Empieza a escribir algo con un rotulador rojo, a escribir de forma que las palabras van en espiral desde el centro de la página.

Y yo cuento nueve, cuento diez, cuento once…

Helen mira con los ojos entornados las líneas de escritura apenas visible de la página que está mirando al trasluz y dice:

—Diles que me he retirado del negocio inmobiliario. —Pasa el dedo por debajo de cada palabra apenas visible y dice—: La gente de Pender Court tiene hijos adolescentes, ¿verdad?

Lo pregunto y el hombre del teléfono dice que sí.

Y Helen se gira hacia el asiento de atrás donde Mona está tirando otra pelotilla y dice:

—Entonces diles que una bañera llena de sangre humana es el menor de sus problemas.

Le digo que por qué no nos limitamos a seguir nuestro camino. Podemos pasar por unas cuantas bibliotecas más. Ver lugares pintorescos.
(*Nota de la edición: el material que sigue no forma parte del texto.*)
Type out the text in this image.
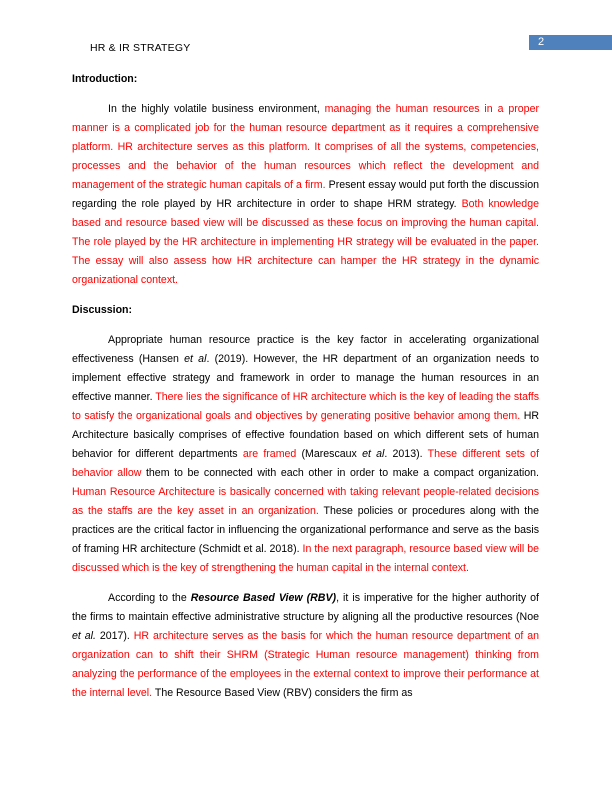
HR & IR STRATEGY	2

Introduction:

In the highly volatile business environment, managing the human resources in a proper manner is a complicated job for the human resource department as it requires a comprehensive platform. HR architecture serves as this platform. It comprises of all the systems, competencies, processes and the behavior of the human resources which reflect the development and management of the strategic human capitals of a firm. Present essay would put forth the discussion regarding the role played by HR architecture in order to shape HRM strategy. Both knowledge based and resource based view will be discussed as these focus on improving the human capital. The role played by the HR architecture in implementing HR strategy will be evaluated in the paper. The essay will also assess how HR architecture can hamper the HR strategy in the dynamic organizational context.

Discussion:

Appropriate human resource practice is the key factor in accelerating organizational effectiveness (Hansen et al. (2019). However, the HR department of an organization needs to implement effective strategy and framework in order to manage the human resources in an effective manner. There lies the significance of HR architecture which is the key of leading the staffs to satisfy the organizational goals and objectives by generating positive behavior among them. HR Architecture basically comprises of effective foundation based on which different sets of human behavior for different departments are framed (Marescaux et al. 2013). These different sets of behavior allow them to be connected with each other in order to make a compact organization. Human Resource Architecture is basically concerned with taking relevant people-related decisions as the staffs are the key asset in an organization. These policies or procedures along with the practices are the critical factor in influencing the organizational performance and serve as the basis of framing HR architecture (Schmidt et al. 2018). In the next paragraph, resource based view will be discussed which is the key of strengthening the human capital in the internal context.

According to the Resource Based View (RBV), it is imperative for the higher authority of the firms to maintain effective administrative structure by aligning all the productive resources (Noe et al. 2017). HR architecture serves as the basis for which the human resource department of an organization can to shift their SHRM (Strategic Human resource management) thinking from analyzing the performance of the employees in the external context to improve their performance at the internal level. The Resource Based View (RBV) considers the firm as
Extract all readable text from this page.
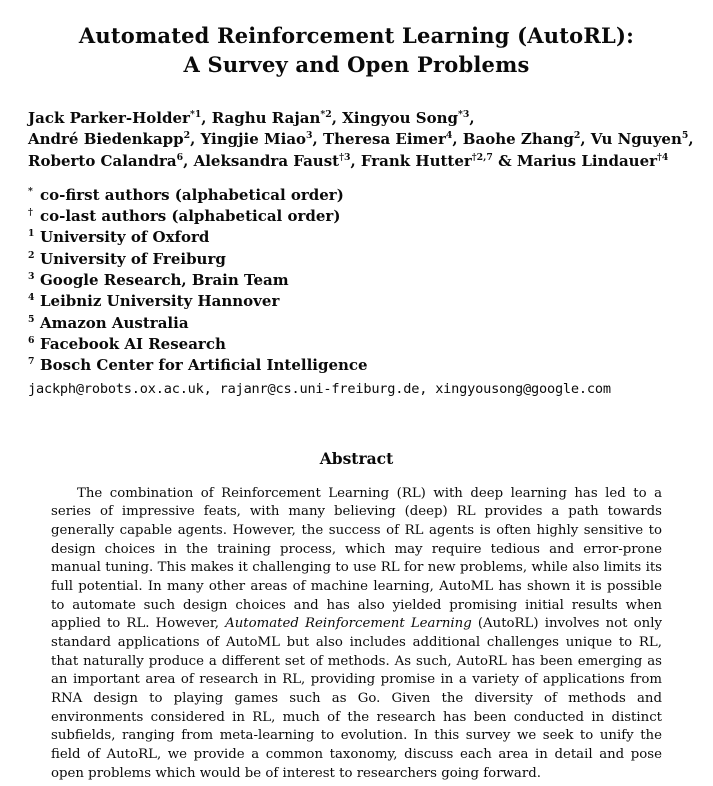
Automated Reinforcement Learning (AutoRL):
A Survey and Open Problems
Jack Parker-Holder$^{*1}$, Raghu Rajan$^{*2}$, Xingyou Song$^{*3}$,
André Biedenkapp$^2$, Yingjie Miao$^3$, Theresa Eimer$^4$, Baohe Zhang$^2$, Vu Nguyen$^5$,
Roberto Calandra$^6$, Aleksandra Faust$^{\dagger 3}$, Frank Hutter$^{\dagger 2,7}$ & Marius Lindauer$^{\dagger 4}$
* co-first authors (alphabetical order)
† co-last authors (alphabetical order)
$^1$ University of Oxford
$^2$ University of Freiburg
$^3$ Google Research, Brain Team
$^4$ Leibniz University Hannover
$^5$ Amazon Australia
$^6$ Facebook AI Research
$^7$ Bosch Center for Artificial Intelligence
jackph@robots.ox.ac.uk, rajanr@cs.uni-freiburg.de, xingyousong@google.com
Abstract

The combination of Reinforcement Learning (RL) with deep learning has led to a series of impressive feats, with many believing (deep) RL provides a path towards generally capable agents. However, the success of RL agents is often highly sensitive to design choices in the training process, which may require tedious and error-prone manual tuning. This makes it challenging to use RL for new problems, while also limits its full potential. In many other areas of machine learning, AutoML has shown it is possible to automate such design choices and has also yielded promising initial results when applied to RL. However, Automated Reinforcement Learning (AutoRL) involves not only standard applications of AutoML but also includes additional challenges unique to RL, that naturally produce a different set of methods. As such, AutoRL has been emerging as an important area of research in RL, providing promise in a variety of applications from RNA design to playing games such as Go. Given the diversity of methods and environments considered in RL, much of the research has been conducted in distinct subfields, ranging from meta-learning to evolution. In this survey we seek to unify the field of AutoRL, we provide a common taxonomy, discuss each area in detail and pose open problems which would be of interest to researchers going forward.
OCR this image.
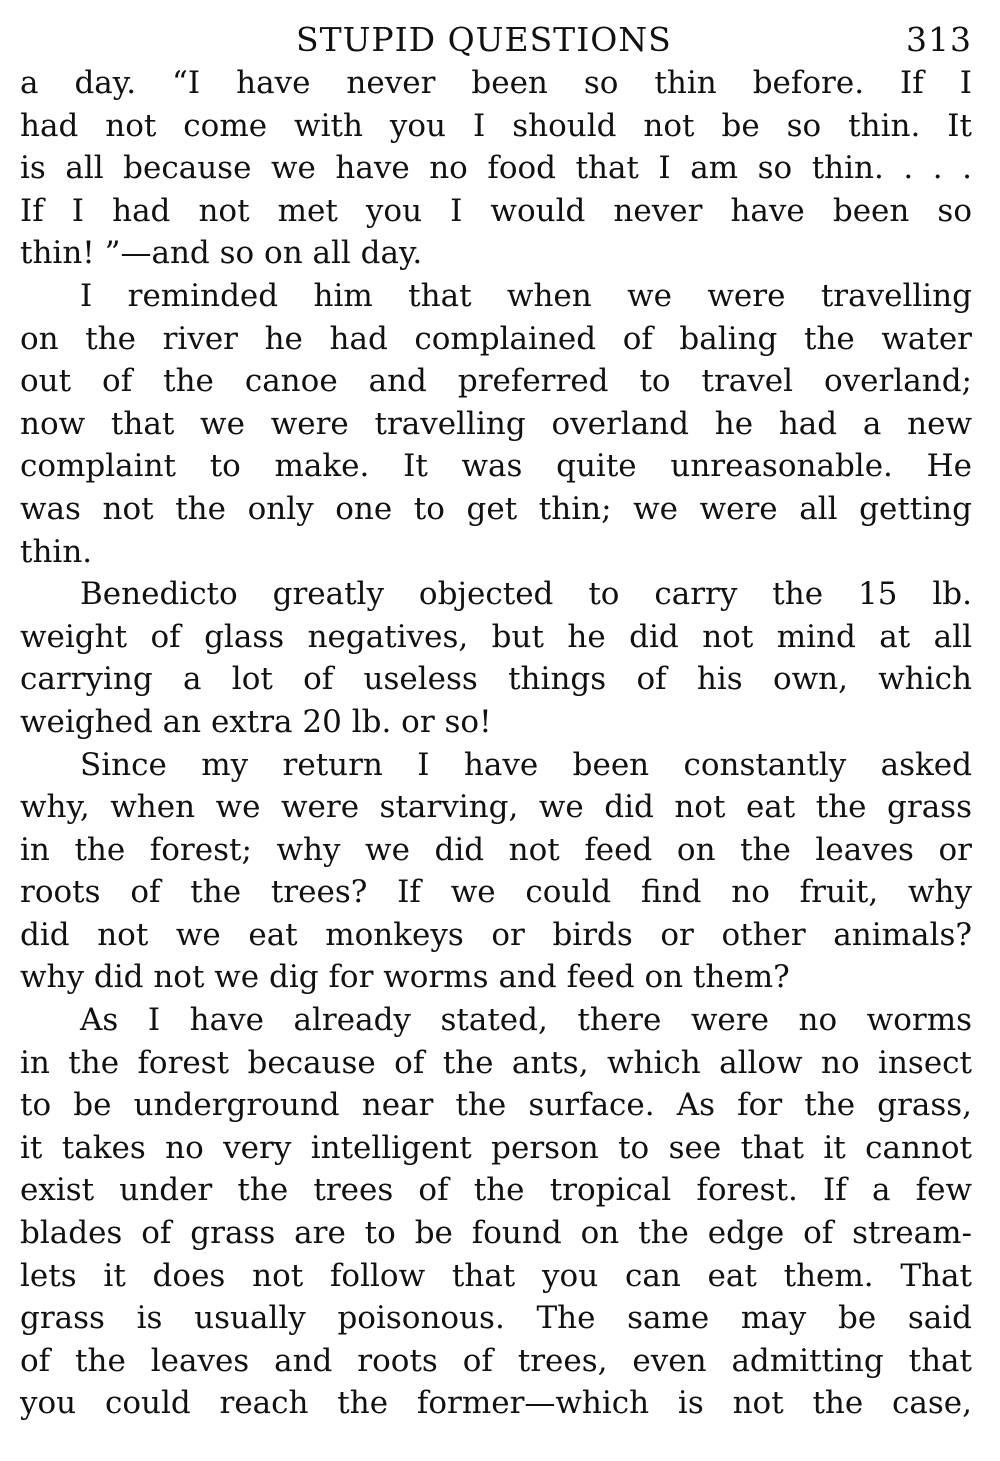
STUPID QUESTIONS	313
a day. “I have never been so thin before. If I
had not come with you I should not be so thin. It
is all because we have no food that I am so thin. . . .
If I had not met you I would never have been so
thin! ”—and so on all day.
I reminded him that when we were travelling
on the river he had complained of baling the water
out of the canoe and preferred to travel overland;
now that we were travelling overland he had a new
complaint to make. It was quite unreasonable. He
was not the only one to get thin; we were all getting
thin.
Benedicto greatly objected to carry the 15 lb.
weight of glass negatives, but he did not mind at all
carrying a lot of useless things of his own, which
weighed an extra 20 lb. or so!
Since my return I have been constantly asked
why, when we were starving, we did not eat the grass
in the forest; why we did not feed on the leaves or
roots of the trees? If we could find no fruit, why
did not we eat monkeys or birds or other animals?
why did not we dig for worms and feed on them?
As I have already stated, there were no worms
in the forest because of the ants, which allow no insect
to be underground near the surface. As for the grass,
it takes no very intelligent person to see that it cannot
exist under the trees of the tropical forest. If a few
blades of grass are to be found on the edge of stream-
lets it does not follow that you can eat them. That
grass is usually poisonous. The same may be said
of the leaves and roots of trees, even admitting that
you could reach the former—which is not the case,
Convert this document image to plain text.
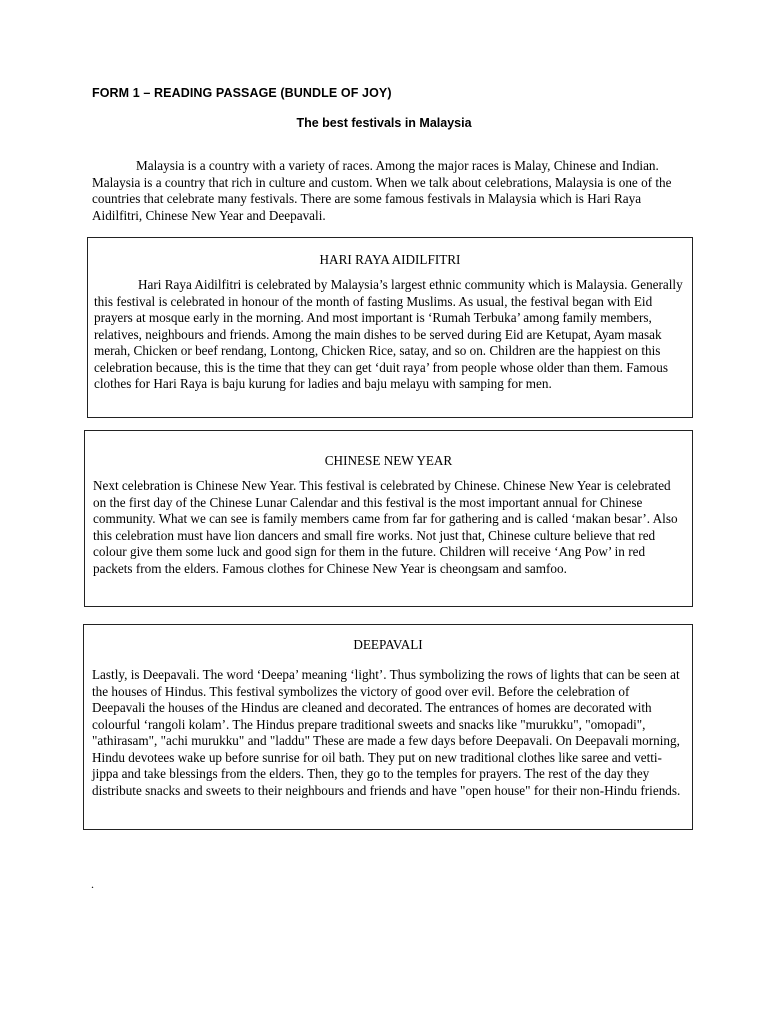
FORM 1 – READING PASSAGE (BUNDLE OF JOY)

The best festivals in Malaysia

Malaysia is a country with a variety of races. Among the major races is Malay, Chinese and Indian. Malaysia is a country that rich in culture and custom. When we talk about celebrations, Malaysia is one of the countries that celebrate many festivals. There are some famous festivals in Malaysia which is Hari Raya Aidilfitri, Chinese New Year and Deepavali.

HARI RAYA AIDILFITRI

Hari Raya Aidilfitri is celebrated by Malaysia’s largest ethnic community which is Malaysia. Generally this festival is celebrated in honour of the month of fasting Muslims. As usual, the festival began with Eid prayers at mosque early in the morning. And most important is ‘Rumah Terbuka’ among family members, relatives, neighbours and friends. Among the main dishes to be served during Eid are Ketupat, Ayam masak merah, Chicken or beef rendang, Lontong, Chicken Rice, satay, and so on. Children are the happiest on this celebration because, this is the time that they can get ‘duit raya’ from people whose older than them. Famous clothes for Hari Raya is baju kurung for ladies and baju melayu with samping for men.

CHINESE NEW YEAR

Next celebration is Chinese New Year. This festival is celebrated by Chinese. Chinese New Year is celebrated on the first day of the Chinese Lunar Calendar and this festival is the most important annual for Chinese community. What we can see is family members came from far for gathering and is called ‘makan besar’. Also this celebration must have lion dancers and small fire works. Not just that, Chinese culture believe that red colour give them some luck and good sign for them in the future. Children will receive ‘Ang Pow’ in red packets from the elders. Famous clothes for Chinese New Year is cheongsam and samfoo.

DEEPAVALI

Lastly, is Deepavali. The word ‘Deepa’ meaning ‘light’. Thus symbolizing the rows of lights that can be seen at the houses of Hindus. This festival symbolizes the victory of good over evil. Before the celebration of Deepavali the houses of the Hindus are cleaned and decorated. The entrances of homes are decorated with colourful ‘rangoli kolam’. The Hindus prepare traditional sweets and snacks like "murukku", "omopadi", "athirasam", "achi murukku" and "laddu" These are made a few days before Deepavali. On Deepavali morning, Hindu devotees wake up before sunrise for oil bath. They put on new traditional clothes like saree and vetti-jippa and take blessings from the elders. Then, they go to the temples for prayers. The rest of the day they distribute snacks and sweets to their neighbours and friends and have "open house" for their non-Hindu friends.

.
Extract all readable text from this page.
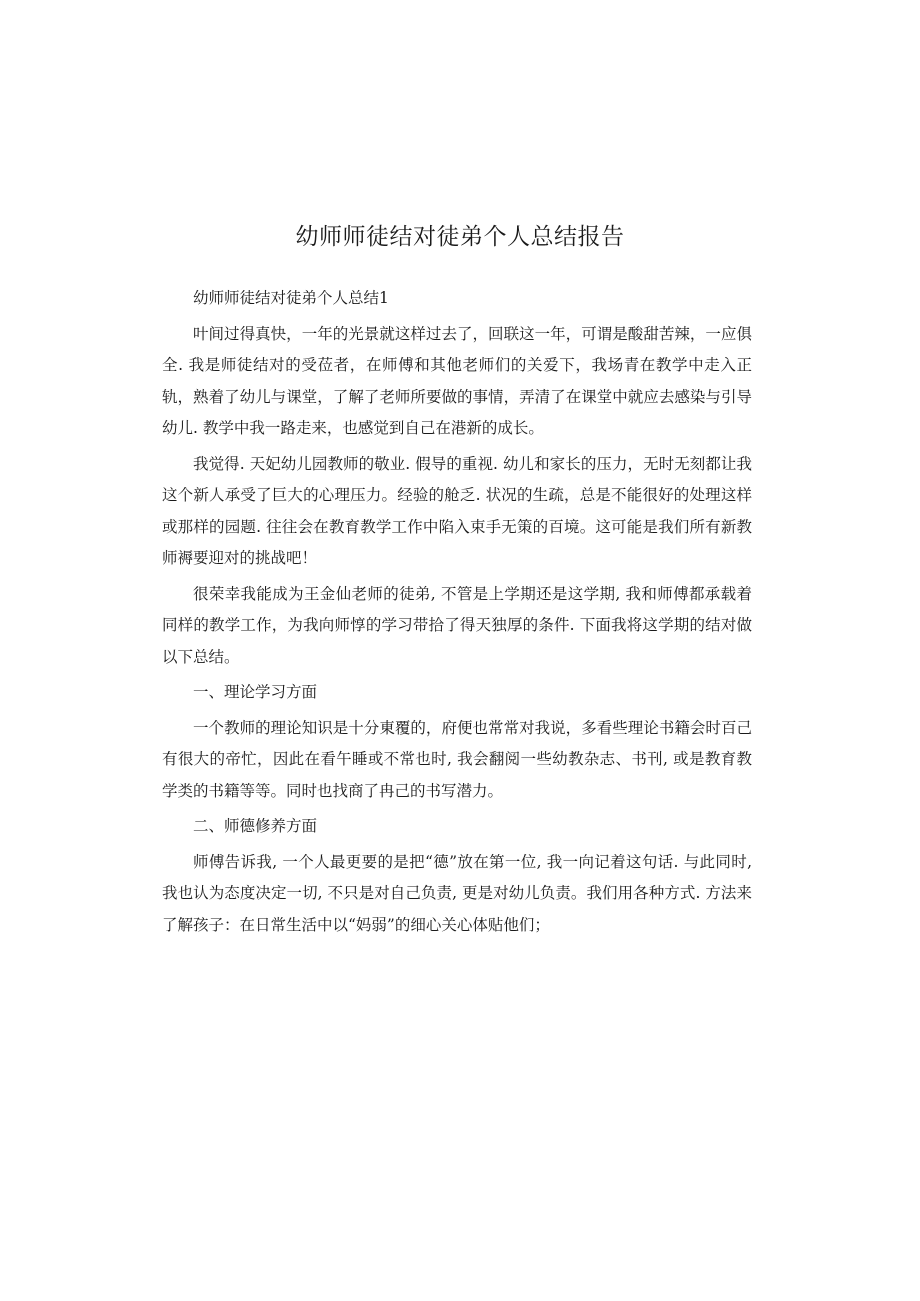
幼师师徒结对徒弟个人总结报告

幼师师徒结对徒弟个人总结1

叶间过得真快，一年的光景就这样过去了，回联这一年，可谓是酸甜苦辣，一应俱全. 我是师徒结对的受莅者，在师傅和其他老师们的关爱下，我场青在教学中走入正轨，熟着了幼儿与课堂，了解了老师所要做的事情，弄清了在课堂中就应去感染与引导幼儿. 教学中我一路走来，也感觉到自己在港新的成长。

我觉得. 天妃幼儿园教师的敬业. 假导的重视. 幼儿和家长的压力，无时无刻都让我这个新人承受了巨大的心理压力。经验的舱乏. 状况的生疏，总是不能很好的处理这样或那样的园题. 往往会在教育教学工作中陷入束手无策的百境。这可能是我们所有新教师褥要迎对的挑战吧！

很荣幸我能成为王金仙老师的徒弟, 不管是上学期还是这学期, 我和师傅都承载着同样的教学工作，为我向师惇的学习带拾了得天独厚的条件. 下面我将这学期的结对做以下总结。

一、理论学习方面

一个教师的理论知识是十分東覆的，府便也常常对我说，多看些理论书籍会时百己有很大的帝忙，因此在看午睡或不常也时, 我会翻阅一些幼教杂志、书刊, 或是教育教学类的书籍等等。同时也找商了冉己的书写潜力。

二、师德修养方面

师傅告诉我, 一个人最更要的是把“德”放在第一位, 我一向记着这句话. 与此同时, 我也认为态度决定一切, 不只是对自己负责, 更是对幼儿负责。我们用各种方式. 方法来了解孩子：在日常生活中以“妈弱”的细心关心体贴他们；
Tal vez otra feria. Un monumento nacional. Podemos reírnos un rato, relajarnos. Antes éramos una familia, podemos volver a serlo. Todavía nos queremos, hablando hipotéticamente. Les pregunto qué les parece la idea.

Mona se inclina hacia delante y me arranca unos cuantos pelos de la cabeza. Se inclina otra vez y arranca unos pelos de color rosa de Helen.

Y Helen se echa sobre el grimorio y dice:

—Mona, me has hecho daño.

En mi familia, les digo, mis padres y yo podíamos solucionar casi cualquier disputa con una buena partida de parchís.

Mona mete los mechones castaños y rosados dentro de la página escrita en espiral.

Y yo le digo a Mona que no quiero que cometa los mismos errores que cometí yo. La miro por el retrovisor y le digo que cuando yo tenía su edad dejé de hablar con mis padres. Y que apenas he hablado con ellos en veinte años.

Y Mona clava un imperdible de bebé en la página doblada con nuestro cabello dentro.

El teléfono de Helen suena y esta vez es un hombre. Un joven.

Es Ostra. Y antes de que pueda colgar, dice:

—Eh, papi. Asegúrese de leer el periódico de mañana. —Y dice—: He puesto una pequeña sorpresa para usted.

Y dice:

—Ahora, déjeme hablar con Zarzamora.

Le digo que se llama Mona. Mona Sabbat.

—Se llama Mona Steinner —dice Helen, sosteniendo una página del grimorio al trasluz, intentando leer la escritura secreta.

Y Mona dice:

—¿Es Ostra?

Desde el asiento de atrás, extiende los brazos a ambos lados de mi cabeza intentando agarrar el teléfono y dice:

—Déjeme hablar. —Y grita—: ¡Ostra! ¡Ostra, tienen el grimorio!

Yo intento no perder el control del coche, que está haciendo eses por la autopista, y cierro el teléfono.